Крякнула дверь, и в щель просунулась испитая мордочка заведующего культурно-просветительной частью Пухальского. Вечно торопящегося, а потому никуда не успевающего.
– Смею напомнить о грядущем совещании начальников пунктов и подпунктов отделения, – Пухальский имел неприятную привычку облизываться. – Вам выступать с отчетом…
Татев сощурился сквозь круглые дымчатые стекла. Ему было ведомо противоядие против этого назойливого субъекта.
– Когда деньги вернёте, милейший?
– Фёдор Васильич, голубчик, помилосердствуйте. Запил, горькую запил комедиант… Дайте срок, выходится, всё до последней копеечки из него вытряхну!
– Дверь прикройте, – Татев зашелестел развёрнутой газетой. – Сквозняк-с!
Голова заведующего культпросветом облизнула красные губы и исчезла.
О долге Фёдор Васильевич помянул безо всякой надежды на возращение.

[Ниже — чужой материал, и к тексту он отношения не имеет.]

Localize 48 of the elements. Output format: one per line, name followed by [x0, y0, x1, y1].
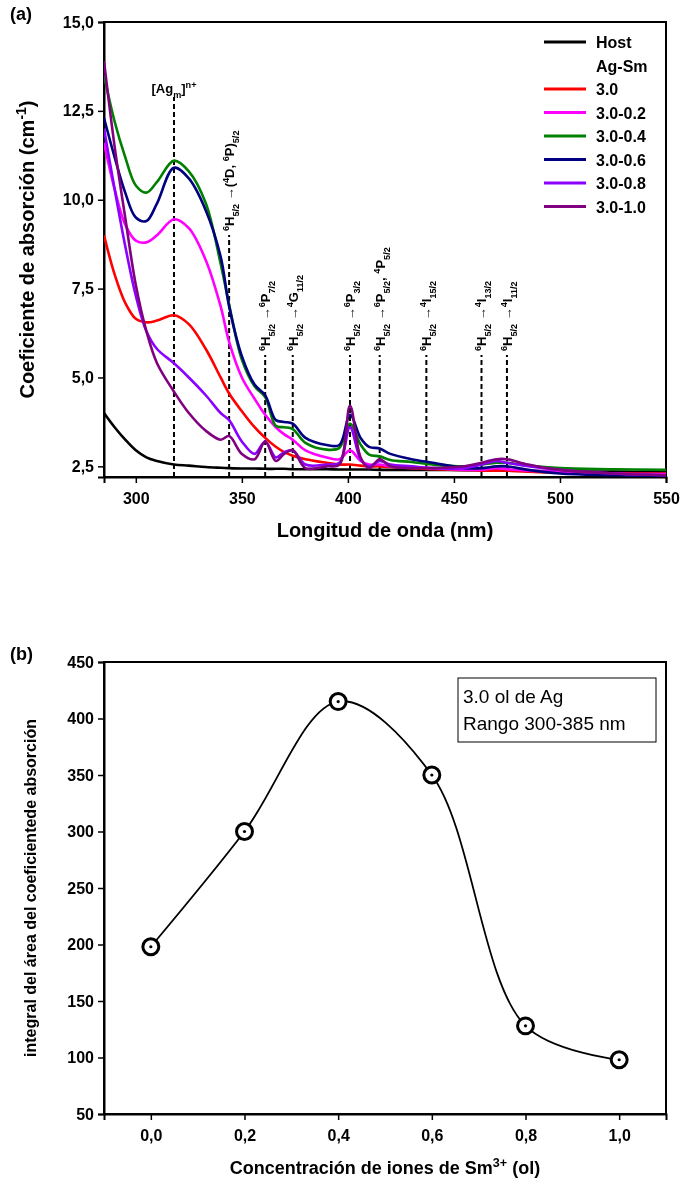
point: [422, 765, 442, 785]
text: (b): [10, 644, 33, 664]
y-tick-label: 450: [67, 653, 95, 671]
legend-title: Ag-Sm: [596, 57, 648, 75]
y-tick-label: 250: [67, 879, 95, 897]
y-tick-label: 7,5: [71, 280, 95, 298]
y-tick-label: 50: [76, 1105, 95, 1123]
annotation: 3.0 ol de Ag: [463, 686, 564, 707]
point: [516, 1016, 535, 1036]
legend-label: 3.0-0.4: [596, 128, 646, 145]
x-axis-title: Longitud de onda (nm): [276, 519, 494, 541]
x-tick-label: 300: [122, 490, 150, 508]
y-tick-label: 400: [67, 710, 95, 728]
legend-label: Host: [596, 34, 633, 51]
x-tick-label: 450: [441, 490, 468, 508]
annotation: Rango 300-385 nm: [463, 713, 626, 734]
x-tick-label: 0,2: [233, 1127, 257, 1145]
y-tick-label: 300: [67, 823, 95, 841]
x-tick-label: 400: [335, 490, 362, 508]
legend-label: 3.0-0.2: [596, 104, 646, 122]
y-tick-label: 5,0: [71, 369, 95, 387]
y-axis-title: integral del área del coeficientede absorción: [22, 719, 39, 1057]
point: [328, 692, 348, 712]
y-tick-label: 2,5: [71, 457, 95, 475]
point: [609, 1050, 629, 1070]
point: [235, 822, 254, 841]
text: (a): [10, 4, 32, 24]
legend-label: 3.0-0.6: [596, 151, 646, 169]
x-tick-label: 0,6: [421, 1127, 444, 1145]
legend-label: 3.0-1.0: [596, 198, 646, 216]
y-tick-label: 350: [67, 766, 95, 784]
y-tick-label: 100: [67, 1049, 95, 1067]
y-tick-label: 12,5: [62, 102, 95, 120]
x-tick-label: 550: [653, 490, 680, 508]
x-tick-label: 1,0: [608, 1127, 631, 1145]
x-tick-label: 0,0: [140, 1127, 163, 1145]
y-tick-label: 150: [67, 992, 95, 1010]
x-tick-label: 0,4: [327, 1127, 350, 1145]
point: [141, 937, 161, 957]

Собственно, его в недостаче никто и не винил. Он лишь породил красивую идею, опошлили её на стадии реализации другие.
По оригинальному замыслу начальника агитчасти белый рыцарь на белом коне под развевающимся знаменем должен был объезжать дозором улицы Харькова и собирать пожертвования на нужды лазарета имени генерала Шкуро.